To deeply investigate the mechanical behavior of SBS-based nanocomposites, dynamical-mechanical tests have been carried out in the viscoelastic region. In Figure 3, the trends of dynamic storage modulus (G′) and damping factor (tan δ) as a function of temperature are reported, for neat SBS and CNTs-containing nanocomposites obtained at three different processing temperatures. All investigated systems show a sudden fall in the storage modulus at a temperature around 100°C corresponding to a relaxation process involving the polystyrene domains [34]. Once again, the CNTs addition results in significant variation of the SBS mechanical behavior solely for the nanocomposites formulated at 180°C, for which an increase of the G′ value in the whole investigated temperature range corresponding to an increase of the nanocomposite rigidity can be observed. This increase is exacerbated for the nanocomposite containing COOH–CNTs, due to the presence of functional groups that improve the compatibility between nanoparticles and SBS chains, enhancing the interfacial adhesion and the nanoparticles distribution. Differently, the nanocomposites obtained at lower temperatures show a G′ trend as a function of temperature similar to that of neat matrix.

Figure 3:

Dynamic storage modulus and damping factor for neat SBS and SBS-based nanocomposites obtained at different processing temperatures.

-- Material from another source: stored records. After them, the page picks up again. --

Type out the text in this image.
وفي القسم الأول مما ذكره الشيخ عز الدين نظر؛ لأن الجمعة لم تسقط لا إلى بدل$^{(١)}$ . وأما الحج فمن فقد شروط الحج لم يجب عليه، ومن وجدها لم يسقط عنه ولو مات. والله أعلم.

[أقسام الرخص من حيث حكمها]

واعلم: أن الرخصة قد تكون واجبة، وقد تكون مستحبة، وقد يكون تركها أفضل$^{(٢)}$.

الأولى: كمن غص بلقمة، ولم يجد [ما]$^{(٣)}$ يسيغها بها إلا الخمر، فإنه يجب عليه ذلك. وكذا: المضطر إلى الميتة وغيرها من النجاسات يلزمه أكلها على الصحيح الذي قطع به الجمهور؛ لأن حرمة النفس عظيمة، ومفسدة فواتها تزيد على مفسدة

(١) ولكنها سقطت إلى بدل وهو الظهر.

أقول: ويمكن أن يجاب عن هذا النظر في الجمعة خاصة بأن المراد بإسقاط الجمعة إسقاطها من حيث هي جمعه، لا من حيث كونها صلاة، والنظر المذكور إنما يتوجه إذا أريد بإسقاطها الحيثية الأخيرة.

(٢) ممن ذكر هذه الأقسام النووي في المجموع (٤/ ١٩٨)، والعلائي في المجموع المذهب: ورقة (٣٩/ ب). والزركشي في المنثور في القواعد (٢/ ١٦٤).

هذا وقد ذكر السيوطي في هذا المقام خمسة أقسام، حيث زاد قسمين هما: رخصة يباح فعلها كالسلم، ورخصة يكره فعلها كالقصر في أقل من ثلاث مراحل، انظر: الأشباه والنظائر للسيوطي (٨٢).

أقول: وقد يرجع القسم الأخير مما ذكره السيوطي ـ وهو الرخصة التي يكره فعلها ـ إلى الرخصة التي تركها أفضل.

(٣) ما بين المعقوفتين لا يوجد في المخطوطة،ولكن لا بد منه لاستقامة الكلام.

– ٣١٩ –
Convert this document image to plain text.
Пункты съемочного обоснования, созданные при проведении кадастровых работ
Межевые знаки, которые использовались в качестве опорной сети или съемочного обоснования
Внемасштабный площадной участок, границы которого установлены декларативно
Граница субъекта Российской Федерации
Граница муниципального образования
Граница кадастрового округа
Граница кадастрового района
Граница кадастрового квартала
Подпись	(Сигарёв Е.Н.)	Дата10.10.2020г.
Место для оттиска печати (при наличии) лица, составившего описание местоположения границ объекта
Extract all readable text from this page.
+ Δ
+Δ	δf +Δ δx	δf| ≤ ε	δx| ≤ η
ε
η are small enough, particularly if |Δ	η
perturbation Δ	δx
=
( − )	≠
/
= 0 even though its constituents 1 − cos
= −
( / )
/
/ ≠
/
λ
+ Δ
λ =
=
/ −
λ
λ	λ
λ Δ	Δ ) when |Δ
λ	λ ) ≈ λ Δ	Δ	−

In correspondence of the relaxation process recognized in G′ trend, a well-distinguished maximum in the tan δ curve can be observed, related to the glass transition of polystyrene portion [34]. Regardless of processing temperature, the addition of CNTs and, even more, of COOH–CNTs causes a shift of tan δ peak toward higher temperatures, indicating the loss of macromolecular mobility of SBS chains. The presence of CNTs, indeed, hinders the local motion of copolymer chains [35] and induces a lowering of the viscous energy associated with the macromolecular motions, leading to an increase of the SBS glass transition temperature.

To better evaluate the effect of the processing temperature and of the CNTs adding on the glass transition temperature (Tg) of SBS copolymer, DSC analyses have been carried out and the obtained results have been listed in Table 2 (Mixing speed 50 rpm). Furthermore, in Figure 4 the thermograms collected during the heating scan for neat SBS and SBS-based nanocomposites processed at 180°C are reported. Neat SBS, irrespective of the processing temperature, shows two different endothermic peaks: one at about −95°C, which corresponds to the Tg of polybutadiene domains, and one at about 74°C, related to the Tg of the polystyrene phase. The addition of bare and functionalized CNTs leads to an increase of both Tg values, because of the decreased mobility of SBS macromolecules induced by the CNTs presence, as already inferred from the analysis of nanocomposites thermo-mechanical properties.

Figure 4:

DSC thermograms for neat SBS and SBS-based nanocomposites processed at 180°C.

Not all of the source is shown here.